With respect to cinematic matters, the movie swerves into Theodore's banal and tepid friendship with a neighbor (Amy Adams), who like him, finds herself traumatically divorced. Flashbacks to his ex-wife (Rooney Mara) become overly repetitive, and the sterile world of the near future is constantly referencing a society that we already see on the streets—people walking around in public seemingly talking to themselves out loud, but they are really plugged in to their cell phones. The director noted in an interview that in order to provide contrast for the very blue skies, they introduced red into the landscape. This red color comes out as bright orange on the DVD version. It appears everywhere—Theodore's shirts, his interior décor, sheets and pillows, buildings, and even industrial trailers in the background are all a day-glow orange. One wonders what the symbolic significance of orange might be only to find out that it was all supposed to be red. Red has symbolic significance; orange does not. The streets of the futuristic city are in fact Shanghai. The mist in the background is not a theatrical element; it is merely the air pollution and smog that are poisoning the city in real life.
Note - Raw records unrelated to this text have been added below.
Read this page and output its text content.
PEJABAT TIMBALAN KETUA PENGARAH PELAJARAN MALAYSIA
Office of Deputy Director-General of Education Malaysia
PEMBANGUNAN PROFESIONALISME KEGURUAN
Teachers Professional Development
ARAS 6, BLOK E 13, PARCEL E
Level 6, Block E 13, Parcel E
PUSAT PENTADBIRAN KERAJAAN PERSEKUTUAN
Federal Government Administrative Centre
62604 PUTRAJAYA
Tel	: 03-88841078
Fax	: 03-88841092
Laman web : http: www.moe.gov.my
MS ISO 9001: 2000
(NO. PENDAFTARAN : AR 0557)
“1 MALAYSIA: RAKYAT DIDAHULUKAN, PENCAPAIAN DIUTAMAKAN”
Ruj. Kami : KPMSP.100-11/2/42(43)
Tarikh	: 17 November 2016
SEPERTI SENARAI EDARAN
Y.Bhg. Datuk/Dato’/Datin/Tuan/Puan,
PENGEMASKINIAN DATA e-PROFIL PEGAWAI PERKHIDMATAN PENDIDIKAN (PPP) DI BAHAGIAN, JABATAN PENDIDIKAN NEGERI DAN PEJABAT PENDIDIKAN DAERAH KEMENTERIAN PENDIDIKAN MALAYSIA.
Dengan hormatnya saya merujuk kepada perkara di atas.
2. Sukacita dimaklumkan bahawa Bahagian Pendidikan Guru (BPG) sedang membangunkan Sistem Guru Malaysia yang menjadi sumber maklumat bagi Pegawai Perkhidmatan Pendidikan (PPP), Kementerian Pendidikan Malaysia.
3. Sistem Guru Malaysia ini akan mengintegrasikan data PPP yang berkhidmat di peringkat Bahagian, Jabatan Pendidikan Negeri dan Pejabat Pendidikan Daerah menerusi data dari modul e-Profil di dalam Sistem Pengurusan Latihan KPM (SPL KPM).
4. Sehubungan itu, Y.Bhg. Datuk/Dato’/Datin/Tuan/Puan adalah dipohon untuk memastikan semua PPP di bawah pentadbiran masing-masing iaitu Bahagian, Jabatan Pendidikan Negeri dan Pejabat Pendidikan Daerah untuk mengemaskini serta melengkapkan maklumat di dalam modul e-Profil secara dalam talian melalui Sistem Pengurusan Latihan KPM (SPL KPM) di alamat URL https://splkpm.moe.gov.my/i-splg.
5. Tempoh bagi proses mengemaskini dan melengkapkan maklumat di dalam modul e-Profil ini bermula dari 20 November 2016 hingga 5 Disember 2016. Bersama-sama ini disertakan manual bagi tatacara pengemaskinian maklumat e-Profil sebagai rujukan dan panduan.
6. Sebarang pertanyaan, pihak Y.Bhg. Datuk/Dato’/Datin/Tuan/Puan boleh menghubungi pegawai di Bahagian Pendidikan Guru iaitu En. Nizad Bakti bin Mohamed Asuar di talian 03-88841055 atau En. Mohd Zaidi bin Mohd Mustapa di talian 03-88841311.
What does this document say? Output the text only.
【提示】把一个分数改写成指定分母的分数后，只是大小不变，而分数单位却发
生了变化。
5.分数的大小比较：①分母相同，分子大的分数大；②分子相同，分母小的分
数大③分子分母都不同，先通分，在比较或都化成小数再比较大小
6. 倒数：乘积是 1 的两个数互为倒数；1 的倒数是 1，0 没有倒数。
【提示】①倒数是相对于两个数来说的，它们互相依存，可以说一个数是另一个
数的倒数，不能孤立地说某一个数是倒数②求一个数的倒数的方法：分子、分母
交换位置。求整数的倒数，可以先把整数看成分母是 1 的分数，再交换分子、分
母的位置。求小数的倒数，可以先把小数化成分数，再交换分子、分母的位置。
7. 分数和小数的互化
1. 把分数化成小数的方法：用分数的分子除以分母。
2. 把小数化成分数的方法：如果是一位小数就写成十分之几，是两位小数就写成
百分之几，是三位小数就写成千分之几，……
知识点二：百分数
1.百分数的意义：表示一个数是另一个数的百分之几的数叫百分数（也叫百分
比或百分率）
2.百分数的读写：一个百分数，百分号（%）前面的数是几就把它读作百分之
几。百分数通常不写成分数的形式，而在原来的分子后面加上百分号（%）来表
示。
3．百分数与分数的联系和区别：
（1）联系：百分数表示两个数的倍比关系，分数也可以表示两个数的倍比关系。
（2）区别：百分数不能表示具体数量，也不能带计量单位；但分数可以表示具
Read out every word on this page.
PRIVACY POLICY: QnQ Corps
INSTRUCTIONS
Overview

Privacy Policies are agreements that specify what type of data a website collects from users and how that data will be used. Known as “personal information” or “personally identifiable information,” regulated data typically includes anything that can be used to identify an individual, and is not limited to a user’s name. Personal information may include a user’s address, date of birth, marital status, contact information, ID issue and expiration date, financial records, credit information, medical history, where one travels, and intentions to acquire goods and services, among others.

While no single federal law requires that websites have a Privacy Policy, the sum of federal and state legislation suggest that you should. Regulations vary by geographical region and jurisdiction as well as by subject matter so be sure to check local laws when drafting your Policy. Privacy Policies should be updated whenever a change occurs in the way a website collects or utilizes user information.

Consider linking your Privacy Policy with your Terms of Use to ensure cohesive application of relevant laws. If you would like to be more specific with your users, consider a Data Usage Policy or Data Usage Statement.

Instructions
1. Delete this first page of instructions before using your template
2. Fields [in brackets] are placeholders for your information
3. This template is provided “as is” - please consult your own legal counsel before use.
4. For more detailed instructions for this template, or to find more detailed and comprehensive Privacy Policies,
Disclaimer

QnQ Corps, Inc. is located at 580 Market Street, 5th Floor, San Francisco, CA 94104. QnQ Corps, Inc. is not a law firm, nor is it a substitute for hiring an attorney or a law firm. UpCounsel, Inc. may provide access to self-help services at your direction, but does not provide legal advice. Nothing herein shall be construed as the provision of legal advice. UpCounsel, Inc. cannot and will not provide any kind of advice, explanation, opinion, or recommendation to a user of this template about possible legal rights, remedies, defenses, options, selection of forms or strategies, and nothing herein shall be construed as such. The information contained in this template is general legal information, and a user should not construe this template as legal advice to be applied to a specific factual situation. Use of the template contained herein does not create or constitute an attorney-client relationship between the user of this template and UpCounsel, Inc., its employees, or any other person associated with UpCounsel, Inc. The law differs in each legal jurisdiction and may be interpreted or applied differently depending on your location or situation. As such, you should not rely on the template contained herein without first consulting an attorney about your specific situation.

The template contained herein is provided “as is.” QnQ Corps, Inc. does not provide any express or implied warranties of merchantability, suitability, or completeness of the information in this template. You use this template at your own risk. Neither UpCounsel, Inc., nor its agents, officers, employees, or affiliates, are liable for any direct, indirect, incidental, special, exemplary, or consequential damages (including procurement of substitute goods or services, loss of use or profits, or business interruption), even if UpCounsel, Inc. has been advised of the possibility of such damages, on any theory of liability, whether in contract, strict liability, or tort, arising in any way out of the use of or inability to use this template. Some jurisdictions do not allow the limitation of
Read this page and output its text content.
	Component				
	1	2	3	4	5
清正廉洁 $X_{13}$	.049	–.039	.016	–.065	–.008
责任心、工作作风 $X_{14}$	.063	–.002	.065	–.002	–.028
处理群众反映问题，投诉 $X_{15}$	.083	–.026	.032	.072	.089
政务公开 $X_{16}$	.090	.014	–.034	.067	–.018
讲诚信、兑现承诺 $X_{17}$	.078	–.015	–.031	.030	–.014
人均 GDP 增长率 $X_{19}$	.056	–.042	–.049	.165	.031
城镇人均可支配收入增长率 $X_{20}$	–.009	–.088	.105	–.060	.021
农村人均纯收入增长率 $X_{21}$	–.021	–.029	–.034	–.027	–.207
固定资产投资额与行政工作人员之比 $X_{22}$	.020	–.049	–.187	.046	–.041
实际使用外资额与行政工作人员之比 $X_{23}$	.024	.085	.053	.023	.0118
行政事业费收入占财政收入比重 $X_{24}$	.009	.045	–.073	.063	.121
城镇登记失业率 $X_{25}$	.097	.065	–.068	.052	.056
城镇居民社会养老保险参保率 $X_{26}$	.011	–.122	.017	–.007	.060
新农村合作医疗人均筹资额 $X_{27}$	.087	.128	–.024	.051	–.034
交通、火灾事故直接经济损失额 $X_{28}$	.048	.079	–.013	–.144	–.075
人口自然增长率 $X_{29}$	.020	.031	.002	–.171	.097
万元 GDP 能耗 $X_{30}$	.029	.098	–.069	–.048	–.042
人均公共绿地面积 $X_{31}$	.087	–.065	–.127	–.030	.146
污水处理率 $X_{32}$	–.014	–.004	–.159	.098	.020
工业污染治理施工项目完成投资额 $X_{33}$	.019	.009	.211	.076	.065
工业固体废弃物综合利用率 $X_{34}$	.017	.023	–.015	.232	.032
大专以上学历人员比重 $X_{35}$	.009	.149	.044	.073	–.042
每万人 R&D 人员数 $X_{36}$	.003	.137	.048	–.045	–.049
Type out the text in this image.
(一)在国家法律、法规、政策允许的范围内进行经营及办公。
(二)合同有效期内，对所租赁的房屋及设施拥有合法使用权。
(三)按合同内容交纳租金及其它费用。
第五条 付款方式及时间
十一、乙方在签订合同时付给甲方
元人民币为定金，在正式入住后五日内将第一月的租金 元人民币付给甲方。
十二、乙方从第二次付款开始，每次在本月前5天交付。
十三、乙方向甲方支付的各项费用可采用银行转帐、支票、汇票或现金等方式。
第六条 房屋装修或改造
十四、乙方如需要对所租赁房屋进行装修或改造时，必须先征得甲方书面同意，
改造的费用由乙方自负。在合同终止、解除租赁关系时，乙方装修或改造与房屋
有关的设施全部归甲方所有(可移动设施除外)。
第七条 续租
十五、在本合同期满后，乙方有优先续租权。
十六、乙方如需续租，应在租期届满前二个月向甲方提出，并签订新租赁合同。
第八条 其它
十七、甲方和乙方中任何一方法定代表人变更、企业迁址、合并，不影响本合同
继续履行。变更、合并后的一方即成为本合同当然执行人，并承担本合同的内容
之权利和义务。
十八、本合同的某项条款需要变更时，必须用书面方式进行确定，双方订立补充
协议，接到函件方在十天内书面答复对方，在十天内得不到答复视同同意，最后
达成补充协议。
In the end, Her has to tackle the problem of how to resolve a romantic relationship with a computer. We eventually reach a resolution in the final scenes, although it is not a logical or satisfactory conclusion. Theodore has presumably been changed by the experience although no radical change is evident, and the vague, open ending leaves more questions than it answers.
This review of Her (2013) was written by Clarisesamuels on 02 Jun 2014.
Her has generally received very positive reviews.